Telewest has reached a preliminary restructuring agreement with its bondholders. As expected, the company is opting to go down the debt-for-equity restructuring route, with £3.5 billion worth of debt being cancelled and replaced with ordinary shares in the restructured company representing 97%. Following the restructuring current shareholders will own just 3% of Telewest’s issued ordinary share capital.
Charles Burdick, Telewest’s Managing Director, said that the agreement: …represents an important first step towards completing a financial restructuring that carefully balances the interests of all stakeholders. I am confident we will be able to conclude a final agreement that will put the Company on a sound financial footing, allowing us to build on our operational strength and extend our leadership in the broadband market. All customers and suppliers should be reassured that Telewest will continue to meet its operational commitments.
Telewest’s senior secured credit facility, vendor financing, trade debt and other obligations, which make up the remainder of the company’s current debt, will be unaffected by this announcement. However, it is an important step in more than one way – the Board have reached agreement with an ad hoc bondholder committee, which was vying for control of the company against Liberty Media, which has previously expressed an interest in expanding its stake in Telewest by offering to purchase its debt. Additionally, the amount specified – £3.5 billion – goes a significant way into Telewest’s £5 billion+ total debt figure.

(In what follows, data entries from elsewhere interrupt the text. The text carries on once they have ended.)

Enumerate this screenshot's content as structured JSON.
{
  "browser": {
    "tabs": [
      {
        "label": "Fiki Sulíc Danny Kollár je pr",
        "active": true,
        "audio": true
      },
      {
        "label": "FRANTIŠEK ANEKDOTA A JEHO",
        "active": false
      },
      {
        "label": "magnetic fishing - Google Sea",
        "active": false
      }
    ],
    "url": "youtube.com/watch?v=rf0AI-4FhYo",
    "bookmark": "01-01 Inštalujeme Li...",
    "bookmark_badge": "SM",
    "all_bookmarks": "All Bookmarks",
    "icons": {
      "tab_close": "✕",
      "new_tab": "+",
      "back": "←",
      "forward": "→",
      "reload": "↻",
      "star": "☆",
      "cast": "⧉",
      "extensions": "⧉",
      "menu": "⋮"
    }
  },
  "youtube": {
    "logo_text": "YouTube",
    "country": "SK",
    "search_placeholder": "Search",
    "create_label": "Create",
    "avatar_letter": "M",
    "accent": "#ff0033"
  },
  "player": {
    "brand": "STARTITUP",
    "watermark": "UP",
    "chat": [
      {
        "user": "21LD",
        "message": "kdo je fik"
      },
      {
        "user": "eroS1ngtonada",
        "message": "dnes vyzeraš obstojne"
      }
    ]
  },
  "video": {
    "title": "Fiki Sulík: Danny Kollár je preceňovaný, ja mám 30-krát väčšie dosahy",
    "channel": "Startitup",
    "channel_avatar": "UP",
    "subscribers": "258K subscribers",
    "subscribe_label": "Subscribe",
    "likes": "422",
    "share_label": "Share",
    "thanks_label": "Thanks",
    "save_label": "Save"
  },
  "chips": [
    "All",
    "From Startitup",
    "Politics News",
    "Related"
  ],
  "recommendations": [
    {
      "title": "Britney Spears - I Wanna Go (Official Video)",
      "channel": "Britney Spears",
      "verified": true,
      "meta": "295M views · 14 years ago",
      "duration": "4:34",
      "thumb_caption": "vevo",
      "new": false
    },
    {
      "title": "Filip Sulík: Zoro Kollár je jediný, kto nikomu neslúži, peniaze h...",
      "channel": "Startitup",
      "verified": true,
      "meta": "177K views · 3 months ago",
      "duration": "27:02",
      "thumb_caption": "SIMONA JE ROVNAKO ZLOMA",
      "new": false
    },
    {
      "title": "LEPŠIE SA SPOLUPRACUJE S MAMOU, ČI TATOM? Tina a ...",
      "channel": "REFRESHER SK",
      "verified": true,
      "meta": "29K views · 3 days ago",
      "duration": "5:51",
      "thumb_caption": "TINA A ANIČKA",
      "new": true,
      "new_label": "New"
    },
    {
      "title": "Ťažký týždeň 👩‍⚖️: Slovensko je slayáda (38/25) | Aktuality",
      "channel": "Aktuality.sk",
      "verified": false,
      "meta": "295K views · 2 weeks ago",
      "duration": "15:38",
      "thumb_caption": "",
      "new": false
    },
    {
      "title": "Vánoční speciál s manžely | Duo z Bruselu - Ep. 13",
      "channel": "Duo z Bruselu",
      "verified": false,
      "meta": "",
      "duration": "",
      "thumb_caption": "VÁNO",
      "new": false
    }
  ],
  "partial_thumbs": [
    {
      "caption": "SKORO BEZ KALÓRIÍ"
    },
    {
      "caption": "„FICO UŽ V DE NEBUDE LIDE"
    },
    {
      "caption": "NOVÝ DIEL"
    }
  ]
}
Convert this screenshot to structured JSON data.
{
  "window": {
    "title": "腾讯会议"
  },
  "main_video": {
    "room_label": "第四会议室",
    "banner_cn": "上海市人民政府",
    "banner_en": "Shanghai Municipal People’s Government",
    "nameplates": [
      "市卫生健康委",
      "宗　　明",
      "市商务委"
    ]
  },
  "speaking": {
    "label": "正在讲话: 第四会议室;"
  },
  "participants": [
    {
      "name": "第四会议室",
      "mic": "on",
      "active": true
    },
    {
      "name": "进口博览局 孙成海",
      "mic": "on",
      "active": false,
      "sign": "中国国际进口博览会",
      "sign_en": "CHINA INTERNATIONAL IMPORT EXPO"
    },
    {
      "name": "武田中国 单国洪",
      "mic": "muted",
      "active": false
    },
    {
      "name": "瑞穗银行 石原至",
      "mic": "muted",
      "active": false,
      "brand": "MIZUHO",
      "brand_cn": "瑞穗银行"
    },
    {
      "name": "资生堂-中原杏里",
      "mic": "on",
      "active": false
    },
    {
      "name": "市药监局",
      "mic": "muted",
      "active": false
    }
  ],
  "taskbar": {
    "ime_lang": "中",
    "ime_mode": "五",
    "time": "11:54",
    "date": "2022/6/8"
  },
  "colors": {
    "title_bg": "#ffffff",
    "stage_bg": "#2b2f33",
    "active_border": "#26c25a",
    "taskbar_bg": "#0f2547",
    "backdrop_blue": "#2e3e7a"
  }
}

The company now intends to seek agreement with its other stakeholders. Also, it is deferring some interest payments until after the restructuring negotiations are complete. It should be noted that this agreement is non-binding and is subject to various conditions, including the reaching of an agreement between Telewest, the Bondholder Committee and Telewest’s senior lenders with respect to the detailed terms of the restructuring and the process for its implementation.